Notre histoire ne doit pas être statique… ou se circonscrire aux faits dits « historiques ». Elle doit s’actualiser, voyager, prendre d’autres formes, d’autres couleurs et aller au-delà des faits dits historiques. L’histoire d’Haïti est plus une idée qu’autre chose. C’est l’idée que le plus faible peut vaincre le puissant. C’est l’idée que la liberté n’a pas de race. C’est l’idée que les idéaux de la dite « Révolution Française » peuvent être concrètement appliqués. Haïti en tant que nation, pays, territoire, doit devenir une idée, un symbole. Et tout symbole s’impose comme tel parce qu’elle a été racontée sans cesse.

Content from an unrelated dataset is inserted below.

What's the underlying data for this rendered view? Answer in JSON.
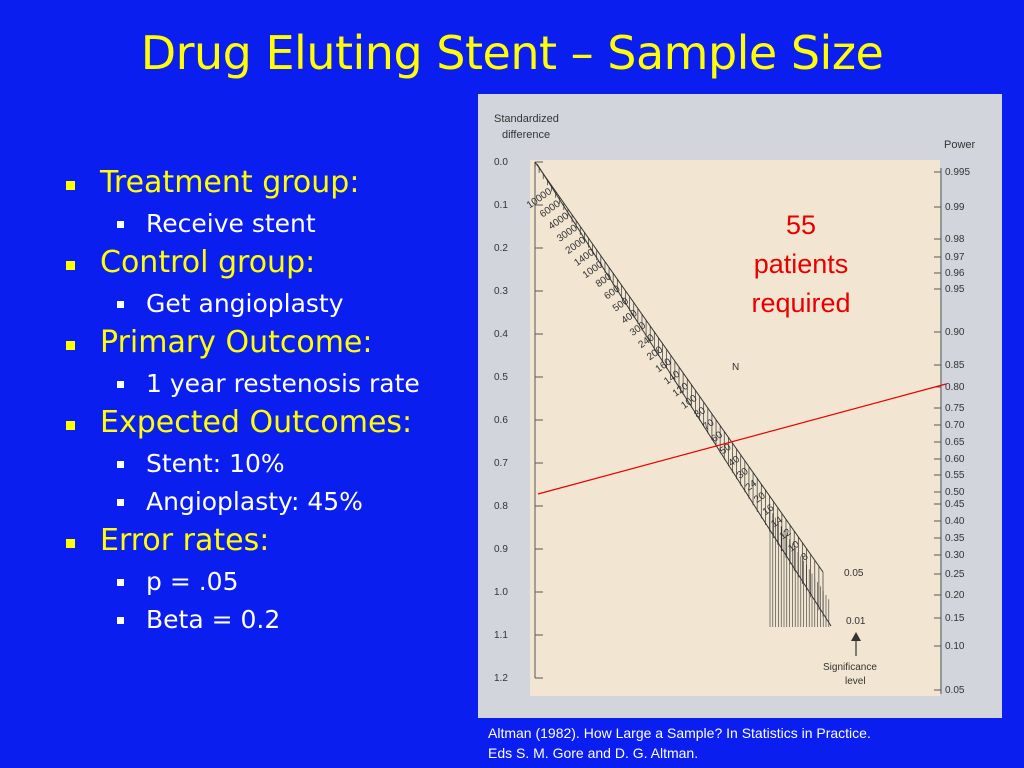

Dès que nous arriverons à extraire cette idée de notre histoire, nous pourrons l’attacher à tout ce que nous faisons en tant que pays. Représenter ou devenir une « idée » est la forme absolue de ce que les Américains appelle couramment le « Branding ». L’histoire d’Haïti, l’idée d’Haïti, le branding d’Haïti peut s’attacher à son cacao qui reprend vie dans la Grand’Anse après le passage de l’ouragan Mathieu. L’idée d’Haïti doit se mêler à l’histoire de son café Arabica Typica planté au-delà de 1200 mètres pour survivre à la maladie de la rouille. L’histoire fait vendre. Même dans son irréalité, l’histoire peut avoir un réel impact économique.

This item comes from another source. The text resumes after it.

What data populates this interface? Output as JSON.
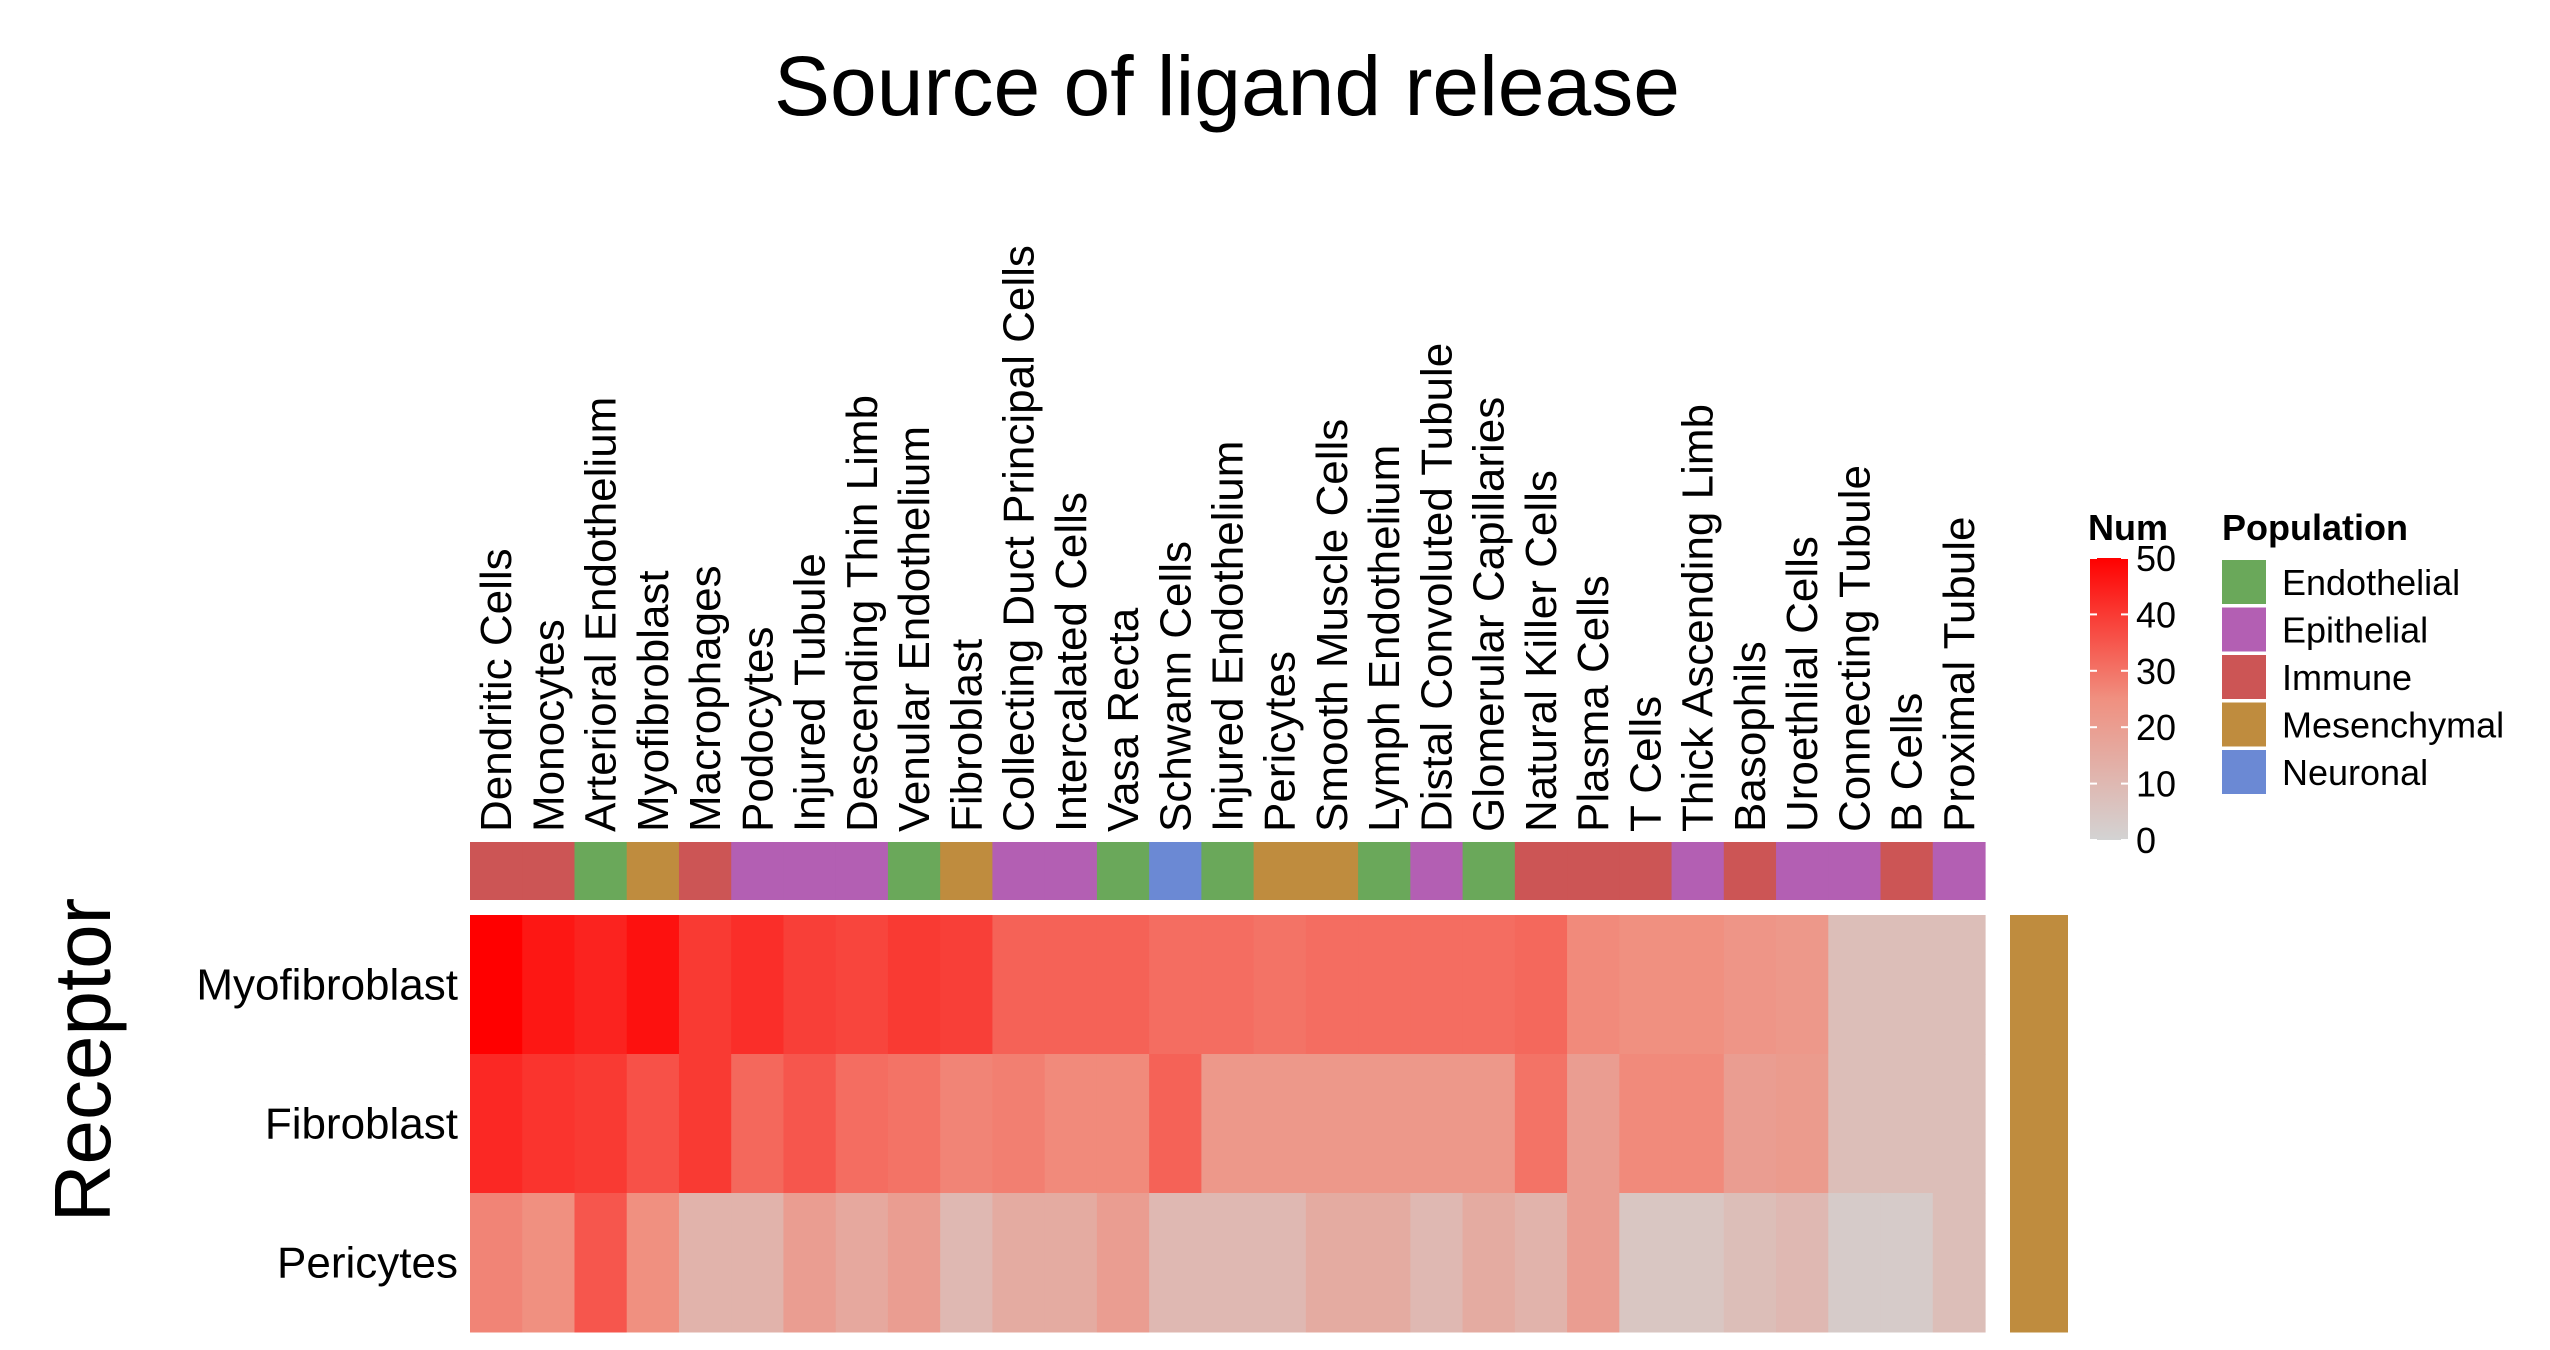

Notre histoire est autant l’histoire du danseur reconverti en maitre-chocolatier pour exploiter le cacao de sa communauté que celle du jeune codeur qui a conçu une application pour les enfants autistes à partir de son ordinateur recyclé. Notre histoire est aussi celle du paysan-chercheur qui a conçu la variété de riz la plus prisée de la Caraïbe. Notre histoire est celle de tous ces gens, qui, d’une manière ou d’une autre, contribuent à une production matérielle ou immatérielle imprégnée de l’idée…
L’histoire d’Haïti ne peut pas être réduite qu’à notre l’histoire « historique » et à notre actualité socio-politique. Encore moins quand elle peut devenir un vecteur de croissance pour notre économie. Dans ce monde fictophile, ce sont les belles histoires qui font les bons produits et services. Et, ces histoires se vendent à travers les différents médias qui ont un rôle fondamental à jouer dans la vie économique d’un pays.

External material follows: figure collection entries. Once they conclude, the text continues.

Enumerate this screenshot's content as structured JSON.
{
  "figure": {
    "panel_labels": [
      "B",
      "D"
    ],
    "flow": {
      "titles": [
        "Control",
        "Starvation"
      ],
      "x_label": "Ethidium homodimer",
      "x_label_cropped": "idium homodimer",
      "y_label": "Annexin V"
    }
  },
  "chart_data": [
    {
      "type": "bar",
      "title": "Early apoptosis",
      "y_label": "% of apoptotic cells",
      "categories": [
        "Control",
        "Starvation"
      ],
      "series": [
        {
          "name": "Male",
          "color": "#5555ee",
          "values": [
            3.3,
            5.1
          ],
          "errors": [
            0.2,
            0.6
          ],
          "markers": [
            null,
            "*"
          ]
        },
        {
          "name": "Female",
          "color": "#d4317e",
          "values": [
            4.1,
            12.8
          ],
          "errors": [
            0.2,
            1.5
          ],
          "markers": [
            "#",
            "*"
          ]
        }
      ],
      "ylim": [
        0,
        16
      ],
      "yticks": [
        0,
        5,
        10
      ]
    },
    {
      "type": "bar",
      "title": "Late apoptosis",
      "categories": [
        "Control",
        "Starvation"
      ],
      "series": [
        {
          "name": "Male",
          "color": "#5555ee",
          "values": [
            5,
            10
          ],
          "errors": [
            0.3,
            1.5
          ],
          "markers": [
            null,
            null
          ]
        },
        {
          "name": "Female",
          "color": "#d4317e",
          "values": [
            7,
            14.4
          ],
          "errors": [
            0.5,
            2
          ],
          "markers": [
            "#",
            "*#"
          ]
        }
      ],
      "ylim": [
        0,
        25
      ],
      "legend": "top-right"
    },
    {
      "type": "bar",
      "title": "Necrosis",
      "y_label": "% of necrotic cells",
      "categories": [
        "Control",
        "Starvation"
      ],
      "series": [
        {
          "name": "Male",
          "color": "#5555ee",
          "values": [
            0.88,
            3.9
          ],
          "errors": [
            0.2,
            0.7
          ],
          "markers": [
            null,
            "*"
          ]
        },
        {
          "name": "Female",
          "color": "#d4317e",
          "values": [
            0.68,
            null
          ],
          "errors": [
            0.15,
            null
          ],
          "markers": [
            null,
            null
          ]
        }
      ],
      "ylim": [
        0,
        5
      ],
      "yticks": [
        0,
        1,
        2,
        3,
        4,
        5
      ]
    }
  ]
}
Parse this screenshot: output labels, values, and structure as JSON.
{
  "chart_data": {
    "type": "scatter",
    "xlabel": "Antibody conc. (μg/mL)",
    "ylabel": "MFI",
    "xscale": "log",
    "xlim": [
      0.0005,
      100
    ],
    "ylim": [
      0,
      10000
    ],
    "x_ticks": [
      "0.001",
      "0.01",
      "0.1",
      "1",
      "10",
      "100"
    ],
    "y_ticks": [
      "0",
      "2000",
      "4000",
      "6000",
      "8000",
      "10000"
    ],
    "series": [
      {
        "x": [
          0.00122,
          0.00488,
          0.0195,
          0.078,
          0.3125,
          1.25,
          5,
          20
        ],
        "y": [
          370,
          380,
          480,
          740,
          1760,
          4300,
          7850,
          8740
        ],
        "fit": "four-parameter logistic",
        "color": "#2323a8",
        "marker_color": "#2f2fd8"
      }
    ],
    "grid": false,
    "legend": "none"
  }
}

En plus de leurs attributions traditionnelles, nos médias doivent endosser leur rôle de conteur. C’est aussi leur devoir de raconter les histoires comme celles susmentionnées. Raconter l’histoire du chocolat et des chocolatiers suisses a fait croire au monde que la Suisse détient les meilleurs chocolatiers du monde. Il y a bien sur un savoir- faire acquis sur le temps, mais il y a aussi une histoire qui s’est racontée tellement qu’elle est devenue vraie : le chocolat suisse est indépassable. Quelle différence existe-t-il véritablement entre la Vodka et le Kleren ? L’un a raconté son histoire au monde tandis que l’autre s’est contenté de se vendre dans des gallons en plastique placés dans des bacs mal présentés qui ne se réfère à aucun mythe. Une économie qui se veut vivante est conteuse, elle raconte et partage l’histoire de ses produits et ses services.
L’histoire d’Haïti mourra si elle se restreint aux simples faits historiques. Aussi important soient-ils, ces faits d’histoire ne survivront pas s’ils ne sont pas accompagnés de ces petites histoires parallèles qui vendent l’expérience haïtienne au monde… à travers nos médias, notre littérature, notre art, notre cinéma, etc. Il ne suffit plus d’être moins offrant pour gagner sa place sur le marché mondial. Il faut surtout pouvoir raconter son histoire, s’inventer et se réinventer autant de fois que nécessaires en vendant des expériences qui se cristallisent dans l’esprit du monde jusqu’à entrer dans l’Histoire.